In his saboteur’s chapelry, shorthanded answers and sonic birthday kisses do not stand in for the tidal bore of instinct, unsoiled by the wilds of empire. The social media shitehawks will, of course, be going grey with the effort of all of their neatly recited nonsense surrounding the “relevance” of so-called “boomers.” Yet Browne’s latest record subtly and quietly reminds that many things which are new since he was a younger genius – like ticky-tacky hot takes, for instance – are likewise vastly unimproved.

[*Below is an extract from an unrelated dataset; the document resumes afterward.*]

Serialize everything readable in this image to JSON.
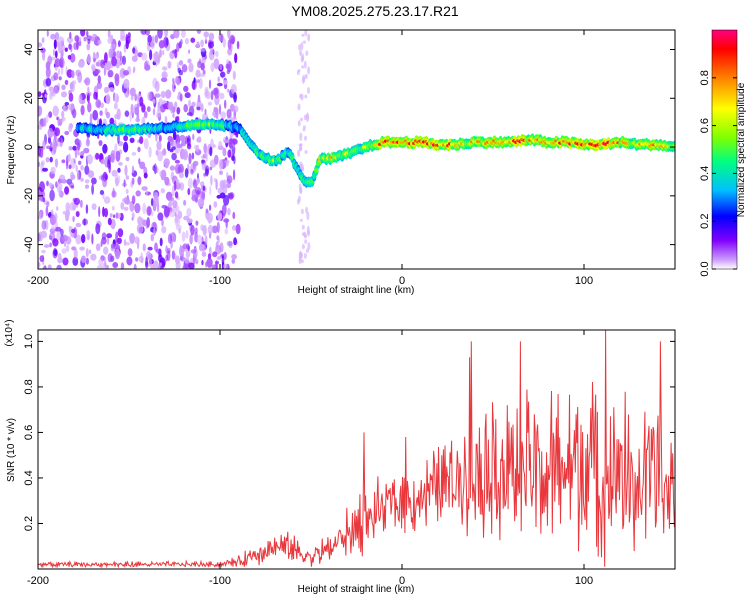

For all his estimable stature in the worlds of both music and activism, Jackson Browne still exudes the bearing of a dormant volcano, but paradoxically does it with a risible rictus, always.  He’s still one of the venerated lyrical lions, all endorphins and empathy in knockaround shoes, but is ever diagnosing the social effluvium of the affluent and the downtrodden with immaculate symmetry. From the magisterial to the mignon, nothing seems to escape his canny eye.

Browne’s songs are diagrammatic illustrations of the hugeness of ordinary lives that anyone from anywhere can relate to, but they are simultaneously saturated with a form of untilled Americana seen in almost no one else, even his lofty early acoustic scene loft mates. Browne was writing distinctly American poetry that demonstrated proof of a soul hounded by pirates when he was too young to fight for or legally drink in the country for which he was exhibiting such divination. A bulldozer with a root rake never dug deeper into anything than Jackson Browne does to our slumberous comedown nature as First World human beings. Downhill From Everywhere carves a path through the corners of our polemical lives and the internal galaxies of every sort of heart – even, and perhaps especially, those clanging types from Cleveland.